The coercivity, (i.e. the magnitude of the field that will just reduce the magnetisation of a saturated system to zero), is an important parameter used for characterising a recording medium, and consequently studies of its time dependence
are of great practical benefit. The work of Flanders et al (1987) and Oseroff et al (1987) considered two types of behaviour; the Rate Dependence due to a dynamic field process and the Time Dependence due to a static field process. Their observations have stimulated the computational and analytical studies described in this thesis.
The general case of the randomly orientated particles has been studied computationaly due to the complexity of the governing equation. The computational results for the static and dynamic field processes give good qualitative agreement with experiment and show a near logarithmic dependence of the coercive force on the field sweep rate. The simplified case in which the particle anisotropy axes are aligned with the applied field has been treated analytically.

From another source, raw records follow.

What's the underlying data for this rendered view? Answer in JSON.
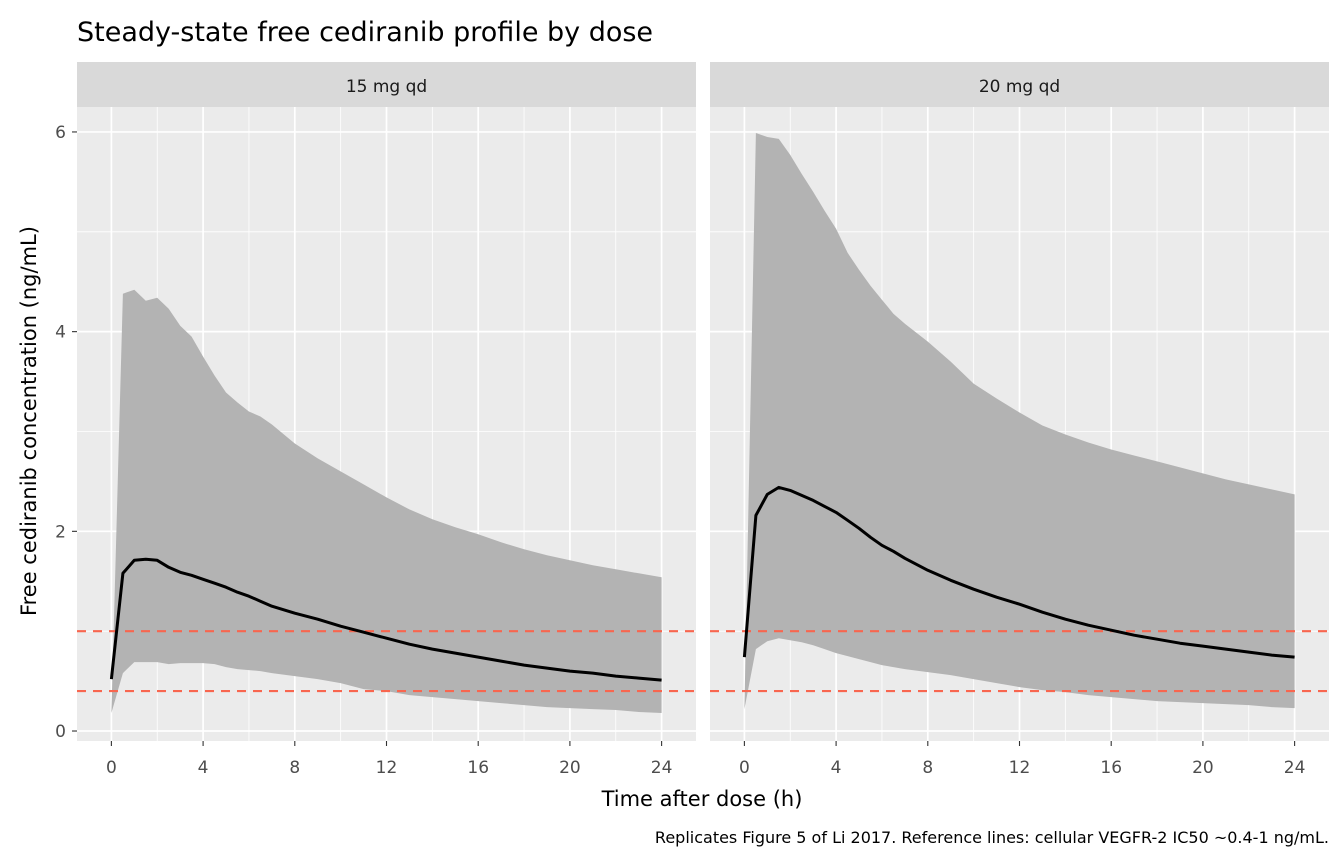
{
  "chart_data": {
    "type": "area",
    "title": "Steady-state free cediranib profile by dose",
    "xlabel": "Time after dose (h)",
    "ylabel": "Free cediranib concentration (ng/mL)",
    "caption": "Replicates Figure 5 of Li 2017. Reference lines: cellular VEGFR-2 IC50 ~0.4-1 ng/mL.",
    "xlim": [
      -1.5,
      25.5
    ],
    "ylim": [
      -0.1,
      6.25
    ],
    "xticks": [
      0,
      4,
      8,
      12,
      16,
      20,
      24
    ],
    "xtick_labels": [
      "0",
      "4",
      "8",
      "12",
      "16",
      "20",
      "24"
    ],
    "yticks": [
      0,
      2,
      4,
      6
    ],
    "ytick_labels": [
      "0",
      "2",
      "4",
      "6"
    ],
    "grid": true,
    "reference_lines": [
      0.4,
      1.0
    ],
    "colors": {
      "panel_background": "#ebebeb",
      "strip_background": "#d9d9d9",
      "grid": "#ffffff",
      "ribbon": "#b3b3b3",
      "median_line": "#000000",
      "reference_line": "#f8664f",
      "axis_text": "#4d4d4d",
      "text": "#1a1a1a"
    },
    "facets": [
      {
        "strip": "15 mg qd",
        "x": [
          0,
          0.5,
          1,
          1.5,
          2,
          2.5,
          3,
          3.5,
          4,
          4.5,
          5,
          5.5,
          6,
          6.5,
          7,
          8,
          9,
          10,
          11,
          12,
          13,
          14,
          15,
          16,
          17,
          18,
          19,
          20,
          21,
          22,
          23,
          24
        ],
        "median": [
          0.52,
          1.58,
          1.71,
          1.72,
          1.71,
          1.64,
          1.59,
          1.56,
          1.52,
          1.48,
          1.44,
          1.39,
          1.35,
          1.3,
          1.25,
          1.18,
          1.12,
          1.05,
          0.99,
          0.93,
          0.87,
          0.82,
          0.78,
          0.74,
          0.7,
          0.66,
          0.63,
          0.6,
          0.58,
          0.55,
          0.53,
          0.51
        ],
        "lower": [
          0.18,
          0.58,
          0.69,
          0.69,
          0.69,
          0.67,
          0.68,
          0.68,
          0.68,
          0.67,
          0.64,
          0.62,
          0.61,
          0.6,
          0.58,
          0.55,
          0.52,
          0.48,
          0.42,
          0.4,
          0.36,
          0.34,
          0.32,
          0.3,
          0.28,
          0.26,
          0.24,
          0.23,
          0.22,
          0.21,
          0.19,
          0.18
        ],
        "upper": [
          0.18,
          4.38,
          4.42,
          4.31,
          4.34,
          4.23,
          4.06,
          3.95,
          3.75,
          3.56,
          3.39,
          3.29,
          3.2,
          3.15,
          3.07,
          2.88,
          2.73,
          2.6,
          2.47,
          2.34,
          2.22,
          2.12,
          2.04,
          1.97,
          1.89,
          1.82,
          1.76,
          1.71,
          1.66,
          1.62,
          1.58,
          1.54
        ]
      },
      {
        "strip": "20 mg qd",
        "x": [
          0,
          0.5,
          1,
          1.5,
          2,
          2.5,
          3,
          3.5,
          4,
          4.5,
          5,
          5.5,
          6,
          6.5,
          7,
          8,
          9,
          10,
          11,
          12,
          13,
          14,
          15,
          16,
          17,
          18,
          19,
          20,
          21,
          22,
          23,
          24
        ],
        "median": [
          0.74,
          2.16,
          2.37,
          2.44,
          2.41,
          2.36,
          2.31,
          2.25,
          2.19,
          2.11,
          2.03,
          1.94,
          1.86,
          1.8,
          1.73,
          1.61,
          1.51,
          1.42,
          1.34,
          1.27,
          1.19,
          1.12,
          1.06,
          1.01,
          0.96,
          0.92,
          0.88,
          0.85,
          0.82,
          0.79,
          0.76,
          0.74
        ],
        "lower": [
          0.22,
          0.82,
          0.9,
          0.93,
          0.91,
          0.89,
          0.86,
          0.82,
          0.78,
          0.75,
          0.72,
          0.69,
          0.66,
          0.64,
          0.62,
          0.59,
          0.56,
          0.52,
          0.48,
          0.44,
          0.41,
          0.39,
          0.36,
          0.34,
          0.32,
          0.3,
          0.29,
          0.28,
          0.27,
          0.26,
          0.24,
          0.23
        ],
        "upper": [
          0.22,
          5.99,
          5.95,
          5.93,
          5.77,
          5.58,
          5.4,
          5.21,
          5.03,
          4.79,
          4.62,
          4.46,
          4.32,
          4.18,
          4.08,
          3.9,
          3.7,
          3.48,
          3.33,
          3.19,
          3.06,
          2.97,
          2.89,
          2.82,
          2.76,
          2.7,
          2.64,
          2.58,
          2.52,
          2.47,
          2.42,
          2.37
        ]
      }
    ]
  }
}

This has provided a basis for the understanding of the experimental relationship between the rate-dependent and the time-dependent coercive fields. The parameters employed to study the irreversible changes in the dynamic and static field processes are the irreversible susceptibility Xirr = dli dh and the magnetic viscosity Sv = — dI/ dt. The ratio Sv/ Xirr is known as the fluctuation field H1, after Néel, the behaviour of which is not well understood.
The results from this study suggests that the orientational texture and volume ( or activation volume ) distribution of a material make an important contribution to this behaviour. Both these parameters contribute to a dependence on a distribution of particle energy barriers consistent with the analysis of Gaunt (1976).